I went on searching for his birth place, the places where he lived, where he struggled, and see how they look nowadays. Besides that I didn’t try to focus on a specific topic. I wanted to examine how our common lot is bound to the land. Exploitation and destruction of the environment is an underlining theme in my work, but through a series of subjective documents. More than anything else, my interest was to establish bridges between two ages, two universes, reality and myth…
In terms of technique, I take my time. I work with a 6×6 Hasselblad. The long horizons cut the square frame in two, providing a very strong structure that highlights the dualities of the moments I captured. Many times, these horizons represented a front between human and natural activity, often with bad consequences.
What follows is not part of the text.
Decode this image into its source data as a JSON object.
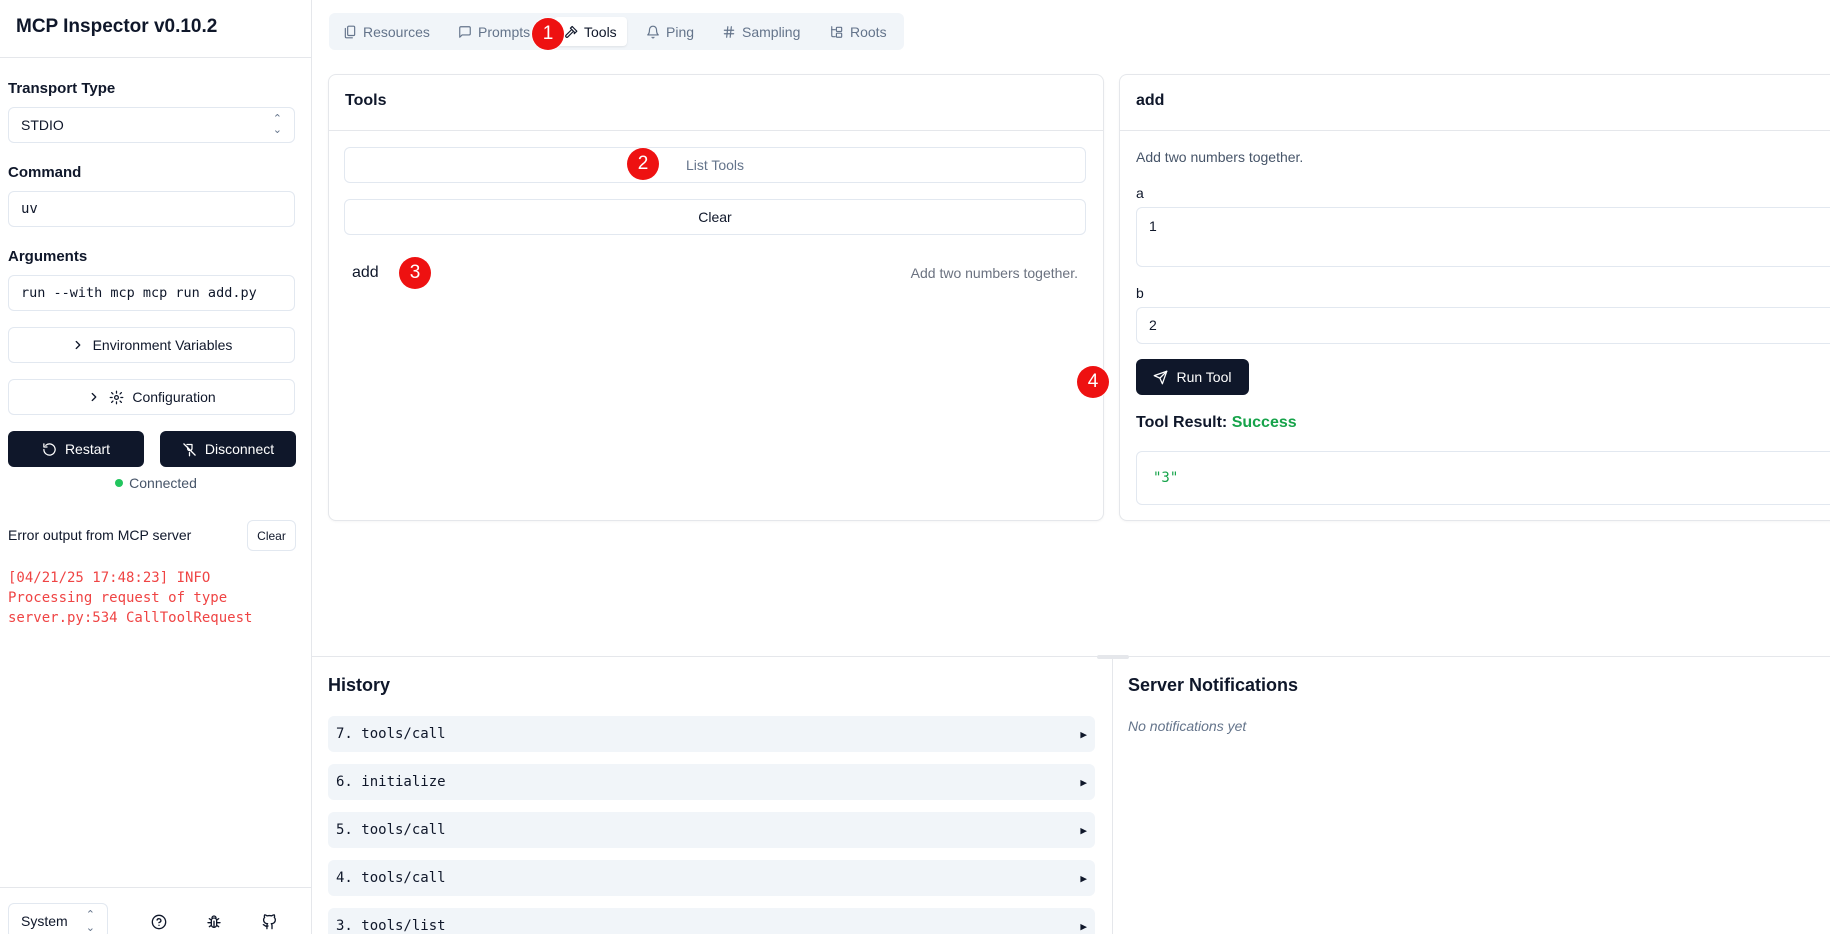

But sometimes, nature takes its rights back. Sometimes, especially out West, the traces of man are light. It’s so beautiful when life truly flows. I can feel it in me: I breathe, I feel here, in my place, on my planet.
An old Indian legend speaks about the two wolves fighting in man’s heart: one is love and hope, the other anger and fear. The wolf who wins is the one we feed the most.”
– Discover more of Jef’s work here.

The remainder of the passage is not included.